Synendos has spent over a decade developing innovative Endocannabinoid System (ECS) treatments for neuropsychiatric, neuroinflammatory, and other Central Nervous System (CNS) disorders. The randomized, double-blind, placebo-controlled Phase 1 ‘first-in-human’ clinical trial will investigate the safety, tolerability, and pharmacokinetics of single-ascending doses of SYT-510 in healthy adult participants.
Synendos is developing selective endocannabinoid reuptake inhibitors (SERIs) that influence the balance of the ECS in a novel mode of action. By rebalancing and restoring endogenous cannabinoid levels dysregulated in certain pathological conditions, there is the potential to rebalance brain function in a holistic and pro-homeostatic way to treat neuropsychiatric disorders, including Post-Traumatic Stress Disorder (PTSD).
Spun out of the University of Bern and incorporated in April 2019, the company’s novel technology stems from more than 10 years of solid research on endocannabinoid biology and pharmacology carried out by co-founders, Professor Jürg Gertsch and Dr Andrea Chicca.
Dr Chicca commented: “With no new treatments available in this area for over 25 years, advances are desperately needed. By addressing this unmet need […] we have the potential to offer those struggling with anxiety, mood, and stress-related disorders a differentiated, safe, and effective way to alleviate symptoms through the holistic rebalancing of brain physiology.”
Clinical stage oncology company Oxford BioTherapeutics(PDF) has announced that the first patient has been dosed in a Phase 1b trial investigating OBT076 in patients with Adenoid Cystic Carcinoma (ACC) of the head and neck.

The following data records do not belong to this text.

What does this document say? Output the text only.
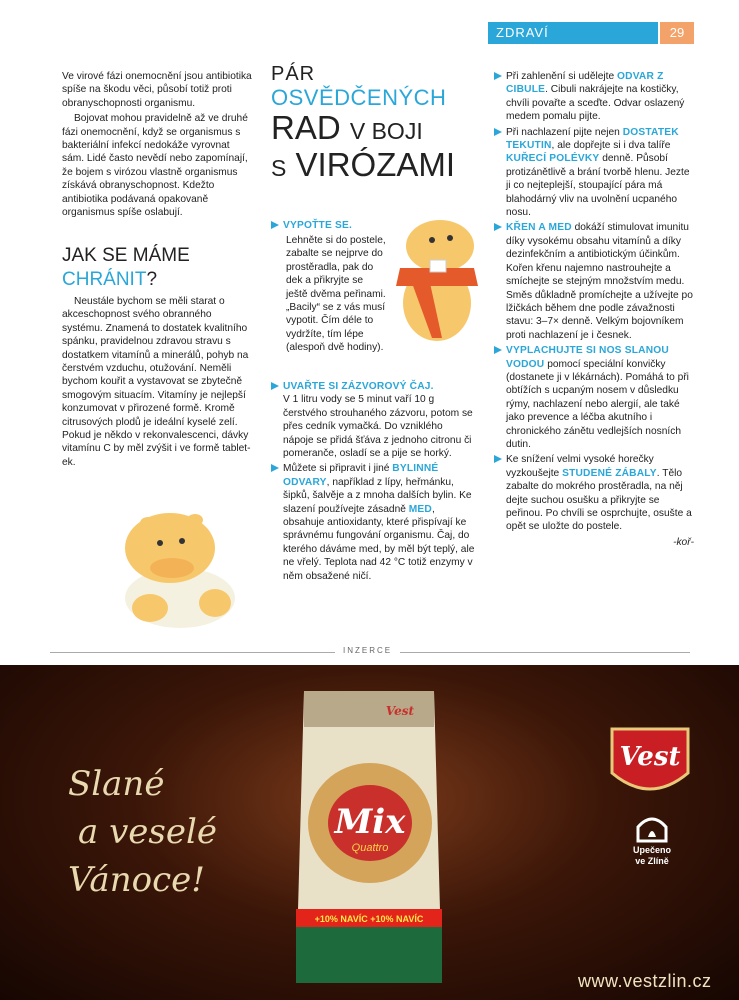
ZDRAVÍ	29

Ve virové fázi onemocnění jsou antibiotika spíše na škodu věci, působí totiž proti obranyschopnosti organismu.

Bojovat mohou pravidelně až ve druhé fázi onemocnění, když se organismus s bakteriální infekcí nedokáže vyrovnat sám. Lidé často nevědí nebo zapomínají, že bojem s virózou vlastně organismus získává obranyschopnost. Kdežto antibiotika podávaná opakovaně organismus spíše oslabují.

JAK SE MÁME
CHRÁNIT?

Neustále bychom se měli starat o akceschopnost svého obranného systému. Znamená to dostatek kvalitního spánku, pravidelnou zdravou stravu s dostatkem vitamínů a minerálů, pohyb na čerstvém vzduchu, otužování. Neměli bychom kouřit a vystavovat se zbytečně smogovým situacím. Vitamíny je nejlepší konzumovat v přirozené formě. Kromě citrusových plodů je ideální kyselé zelí. Pokud je někdo v rekonvalescenci, dávky vitamínu C by měl zvýšit i ve formě tabletek.

PÁR
OSVĚDČENÝCH
RAD V BOJI
S VIRÓZAMI
VYPOŤTE SE.
Lehněte si do postele, zabalte se nejprve do prostěradla, pak do dek a přikryjte se ještě dvěma peřinami. „Bacily“ se z vás musí vypotit. Čím déle to vydržíte, tím lépe (alespoň dvě hodiny).
UVAŘTE SI ZÁZVOROVÝ ČAJ.
V 1 litru vody se 5 minut vaří 10 g čerstvého strouhaného zázvoru, potom se přes cedník vymačká. Do vzniklého nápoje se přidá šťáva z jednoho citronu či pomeranče, osladí se a pije se horký.
Můžete si připravit i jiné BYLINNÉ ODVARY, například z lípy, heřmánku, šipků, šalvěje a z mnoha dalších bylin. Ke slazení používejte zásadně MED, obsahuje antioxidanty, které přispívají ke správnému fungování organismu. Čaj, do kterého dáváme med, by měl být teplý, ale ne vřelý. Teplota nad 42 °C totiž enzymy v něm obsažené ničí.
Při zahlenění si udělejte ODVAR Z CIBULE. Cibuli nakrájejte na kostičky, chvíli povařte a sceďte. Odvar oslazený medem pomalu pijte.
Při nachlazení pijte nejen DOSTATEK TEKUTIN, ale dopřejte si i dva talíře KUŘECÍ POLÉVKY denně. Působí protizánětlivě a brání tvorbě hlenu. Jezte ji co nejteplejší, stoupající pára má blahodárný vliv na uvolnění ucpaného nosu.
KŘEN A MED dokáží stimulovat imunitu díky vysokému obsahu vitamínů a díky dezinfekčním a antibiotickým účinkům. Kořen křenu najemno nastrouhejte a smíchejte se stejným množstvím medu. Směs důkladně promíchejte a užívejte po lžičkách během dne podle závažnosti stavu: 3–7× denně. Velkým bojovníkem proti nachlazení je i česnek.
VYPLACHUJTE SI NOS SLANOU VODOU pomocí speciální konvičky (dostanete ji v lékárnách). Pomáhá to při obtížích s ucpaným nosem v důsledku rýmy, nachlazení nebo alergií, ale také jako prevence a léčba akutního i chronického zánětu vedlejších nosních dutin.
Ke snížení velmi vysoké horečky vyzkoušejte STUDENÉ ZÁBALY. Tělo zabalte do mokrého prostěradla, na něj dejte suchou osušku a přikryjte se peřinou. Po chvíli se osprchujte, osušte a opět se uložte do postele.
-koř-
INZERCE
Slané
a veselé
Vánoce!
Mix
Quattro
+10% NAVÍC +10% NAVÍC
Vest
Vest
Upečeno
ve Zlíně
www.vestzlin.cz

OBT076, is an innovative ADC with a potential dual mechanism of action in treating patients with ACC, a rare, aggressive type of cancer which represents 2% of head and neck cancers and about 20% of salivary gland malignancies. OBT076 targets the CD205 receptor on tumour cells, as well as certain immune suppressive cells in high-risk cancer patients. The CD205 receptor is highly overexpressed in solid and liquid tumours with high unmet need, including gastric, lung, and ovarian cancer.
The Phase 1b trial is being sponsored by Groupe d'Oncologie Radiothérapie Tête Et Cou (GORTEC), a European oncology and radiotherapy consortium specialising in clinical and laboratory research specifically for the benefit of head and neck cancer patients.
The trial will be carried out in patients with recurrent or metastatic ACC of the head and neck from an anticipated 15 study sites across the GORTEC network in France, Belgium, and Switzerland. It will investigate OBT076 both as a monotherapy and in combination with balstilimab, a PD-1 blocking antibody, accessed through a clinical collaboration agreement from Agenus.
OBT076 is also currently being evaluated in Phase 1 clinical trials in the US and Europe across several advanced solid tumour indications, including gastric, endometrial, ovarian and non-small cell lung (NSCLC) cancer.